Н.Н. Страхов многие годы считался близким другом Достоевского. Его широкая эрудиция и острый ум оказались востребованы не только в моменты создания теории почвенничества, но и в процессе литературного творчества последнего. Писатель как-то признался Страхову, что половина «моих идей – Ваши идеи»[174]. Особенно близка оказалась Достоевскому идея о высшем человеке, задолго до Ницше предугаданного Страховым[175]; принял он и гегелевскую концепцию нравственности в изложении русского философа. «Нравственная сентенция и любовь к целому человечеству ничего не значат без действительной нравственности, без живой конкретной любви. Всех нужно любить, но не всех вместе, а каждого в действительности встречающегося человека»[176].

Эти рассуждения неоднократно повторяются и в “Дневнике писателя”, и в “Поучении старца Зосимы”; их полемический отзвук слышен и в саморазоблачительных признаниях Ивана Карамазова.

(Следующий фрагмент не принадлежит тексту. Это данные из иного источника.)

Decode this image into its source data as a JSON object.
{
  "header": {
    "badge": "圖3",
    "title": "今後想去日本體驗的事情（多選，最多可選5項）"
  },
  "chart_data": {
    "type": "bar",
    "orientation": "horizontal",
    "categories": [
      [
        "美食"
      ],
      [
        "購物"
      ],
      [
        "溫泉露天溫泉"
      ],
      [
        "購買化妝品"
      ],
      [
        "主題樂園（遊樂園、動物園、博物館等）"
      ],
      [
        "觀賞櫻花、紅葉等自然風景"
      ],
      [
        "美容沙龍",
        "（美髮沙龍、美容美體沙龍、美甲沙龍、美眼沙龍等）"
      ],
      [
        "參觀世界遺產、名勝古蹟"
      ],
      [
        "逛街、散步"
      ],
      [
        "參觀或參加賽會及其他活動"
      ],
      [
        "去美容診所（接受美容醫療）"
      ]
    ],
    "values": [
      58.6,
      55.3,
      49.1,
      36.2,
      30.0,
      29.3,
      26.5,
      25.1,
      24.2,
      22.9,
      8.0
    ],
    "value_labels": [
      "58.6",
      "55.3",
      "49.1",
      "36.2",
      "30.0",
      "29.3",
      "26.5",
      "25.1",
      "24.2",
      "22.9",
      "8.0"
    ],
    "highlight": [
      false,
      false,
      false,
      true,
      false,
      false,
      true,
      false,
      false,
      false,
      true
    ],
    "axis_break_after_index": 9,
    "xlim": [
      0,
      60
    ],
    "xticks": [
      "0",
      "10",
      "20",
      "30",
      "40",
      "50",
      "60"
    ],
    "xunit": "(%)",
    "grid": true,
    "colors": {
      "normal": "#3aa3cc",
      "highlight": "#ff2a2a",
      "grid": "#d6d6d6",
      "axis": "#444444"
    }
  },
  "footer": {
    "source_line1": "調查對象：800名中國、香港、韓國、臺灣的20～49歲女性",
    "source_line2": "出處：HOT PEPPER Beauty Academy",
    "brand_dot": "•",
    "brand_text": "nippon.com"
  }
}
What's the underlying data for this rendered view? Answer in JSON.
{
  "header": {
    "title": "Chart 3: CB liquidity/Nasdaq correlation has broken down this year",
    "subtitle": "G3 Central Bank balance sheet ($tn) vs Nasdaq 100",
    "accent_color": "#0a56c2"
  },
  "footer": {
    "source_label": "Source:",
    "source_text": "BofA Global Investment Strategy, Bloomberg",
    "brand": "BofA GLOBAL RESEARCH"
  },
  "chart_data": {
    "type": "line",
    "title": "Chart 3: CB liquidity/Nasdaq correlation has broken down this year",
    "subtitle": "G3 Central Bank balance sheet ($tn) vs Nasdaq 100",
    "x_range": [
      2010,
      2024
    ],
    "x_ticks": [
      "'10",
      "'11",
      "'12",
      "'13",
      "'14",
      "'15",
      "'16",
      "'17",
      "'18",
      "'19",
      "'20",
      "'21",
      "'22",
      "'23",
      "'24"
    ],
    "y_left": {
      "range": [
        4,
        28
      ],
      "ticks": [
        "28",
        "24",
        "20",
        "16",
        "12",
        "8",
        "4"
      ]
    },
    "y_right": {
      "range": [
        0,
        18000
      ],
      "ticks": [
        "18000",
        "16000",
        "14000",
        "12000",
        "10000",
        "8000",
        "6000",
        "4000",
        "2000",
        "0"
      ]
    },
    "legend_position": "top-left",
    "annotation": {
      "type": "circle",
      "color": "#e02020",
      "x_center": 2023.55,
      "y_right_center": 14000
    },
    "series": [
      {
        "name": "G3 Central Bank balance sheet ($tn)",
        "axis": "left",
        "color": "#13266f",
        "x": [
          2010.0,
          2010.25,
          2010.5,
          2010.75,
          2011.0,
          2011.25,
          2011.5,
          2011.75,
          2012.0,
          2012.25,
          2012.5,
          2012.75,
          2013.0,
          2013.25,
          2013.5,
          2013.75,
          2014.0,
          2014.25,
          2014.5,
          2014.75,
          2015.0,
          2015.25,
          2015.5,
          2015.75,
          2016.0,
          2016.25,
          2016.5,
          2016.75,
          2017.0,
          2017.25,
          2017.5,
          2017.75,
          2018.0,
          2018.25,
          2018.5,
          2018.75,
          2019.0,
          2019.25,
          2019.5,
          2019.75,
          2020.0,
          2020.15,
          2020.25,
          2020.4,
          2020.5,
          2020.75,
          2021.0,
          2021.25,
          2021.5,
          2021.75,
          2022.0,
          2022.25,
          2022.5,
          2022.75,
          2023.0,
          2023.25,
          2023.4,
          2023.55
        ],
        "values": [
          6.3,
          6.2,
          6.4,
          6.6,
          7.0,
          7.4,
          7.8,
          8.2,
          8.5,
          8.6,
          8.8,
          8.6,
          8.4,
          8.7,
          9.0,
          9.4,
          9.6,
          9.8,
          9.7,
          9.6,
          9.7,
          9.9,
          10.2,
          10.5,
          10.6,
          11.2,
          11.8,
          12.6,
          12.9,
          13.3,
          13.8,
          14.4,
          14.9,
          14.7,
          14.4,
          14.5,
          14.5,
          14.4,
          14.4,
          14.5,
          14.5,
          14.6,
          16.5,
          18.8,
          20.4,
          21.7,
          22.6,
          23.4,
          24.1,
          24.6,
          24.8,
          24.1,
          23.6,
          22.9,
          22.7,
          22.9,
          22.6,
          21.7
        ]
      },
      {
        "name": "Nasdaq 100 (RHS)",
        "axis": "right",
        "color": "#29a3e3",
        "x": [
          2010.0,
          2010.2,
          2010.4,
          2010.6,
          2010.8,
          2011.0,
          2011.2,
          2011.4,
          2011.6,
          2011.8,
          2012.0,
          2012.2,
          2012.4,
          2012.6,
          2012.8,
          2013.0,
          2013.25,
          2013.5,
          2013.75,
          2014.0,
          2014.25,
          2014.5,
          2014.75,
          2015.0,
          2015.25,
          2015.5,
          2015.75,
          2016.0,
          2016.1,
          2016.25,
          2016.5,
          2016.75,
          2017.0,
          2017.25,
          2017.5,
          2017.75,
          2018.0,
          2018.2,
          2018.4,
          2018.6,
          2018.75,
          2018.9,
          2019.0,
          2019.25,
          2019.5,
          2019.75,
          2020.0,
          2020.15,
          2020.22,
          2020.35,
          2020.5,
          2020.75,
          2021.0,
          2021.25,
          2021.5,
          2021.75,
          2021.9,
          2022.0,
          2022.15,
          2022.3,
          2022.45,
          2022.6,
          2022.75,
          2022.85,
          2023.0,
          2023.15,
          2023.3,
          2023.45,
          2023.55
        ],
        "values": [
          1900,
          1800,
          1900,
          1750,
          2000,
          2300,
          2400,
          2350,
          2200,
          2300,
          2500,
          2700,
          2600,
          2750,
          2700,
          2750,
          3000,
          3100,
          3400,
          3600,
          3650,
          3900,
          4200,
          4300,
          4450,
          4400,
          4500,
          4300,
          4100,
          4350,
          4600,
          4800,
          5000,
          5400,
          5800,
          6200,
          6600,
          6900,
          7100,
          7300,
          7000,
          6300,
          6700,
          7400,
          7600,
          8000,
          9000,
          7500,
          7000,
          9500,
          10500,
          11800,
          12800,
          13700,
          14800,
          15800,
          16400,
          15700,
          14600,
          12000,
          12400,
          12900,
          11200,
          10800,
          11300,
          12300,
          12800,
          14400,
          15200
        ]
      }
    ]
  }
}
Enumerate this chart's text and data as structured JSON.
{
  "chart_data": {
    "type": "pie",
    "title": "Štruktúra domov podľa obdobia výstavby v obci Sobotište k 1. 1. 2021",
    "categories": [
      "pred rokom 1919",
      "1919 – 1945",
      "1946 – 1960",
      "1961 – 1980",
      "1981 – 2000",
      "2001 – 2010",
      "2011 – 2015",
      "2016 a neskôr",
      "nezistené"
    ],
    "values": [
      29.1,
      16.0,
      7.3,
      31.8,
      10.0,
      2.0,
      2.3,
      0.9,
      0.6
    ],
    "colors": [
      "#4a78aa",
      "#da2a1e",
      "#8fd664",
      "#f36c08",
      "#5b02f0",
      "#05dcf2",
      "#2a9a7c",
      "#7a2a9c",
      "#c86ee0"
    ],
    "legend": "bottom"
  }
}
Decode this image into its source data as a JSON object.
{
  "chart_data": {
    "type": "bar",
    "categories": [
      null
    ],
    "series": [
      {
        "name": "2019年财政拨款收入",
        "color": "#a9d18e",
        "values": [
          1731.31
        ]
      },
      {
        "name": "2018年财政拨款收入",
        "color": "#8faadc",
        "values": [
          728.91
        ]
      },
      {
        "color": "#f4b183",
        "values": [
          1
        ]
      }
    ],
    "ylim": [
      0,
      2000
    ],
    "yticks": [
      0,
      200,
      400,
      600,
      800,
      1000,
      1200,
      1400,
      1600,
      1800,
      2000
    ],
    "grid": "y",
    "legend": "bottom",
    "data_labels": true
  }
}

Однако в их реальных взаимоотношениях не все было так радужно и ровно. Если разобраться в сущности их мировоззренческих позиций, взглядов на человека и Бога, то в них окажется гораздо больше разности, чем схожести. Достоевский был убежденным противником философской и жизненной позиции Н.Н. Страхова, предельно неэмоционального (объективного) и не активного («вне истории») и при этом требовавшего все подкреплять логической аргументацией, рассматривать любой вопрос в генезисе, искать конечных истин и в науке, и религии, и в литературе. Н.Н. Страхов как выразитель классической философской традиции был чужд ему своим «западным умом» и даже ненравственен в своей аполитичности и бездействии. Для Достоевского знание и понимание – евклидов ум – не самоценны; они могут быть ценны лишь в ситуациях нам неподвластной жизни. «Чистейшая семинаристская черта. Происхождение никуда не спрячешь. Никакого гражданского чувства и долга, никакого негодования к какой-нибудь гадости; он и сам делает гадости»[177]. Схожий «комплимент» в отношении Достоевского употребил и Н.Н. Страхов в своем печально-знаменитом письме: «Его тянуло к пакостям, и он хвалился ими» (Переписка, 1, п. 301, 652).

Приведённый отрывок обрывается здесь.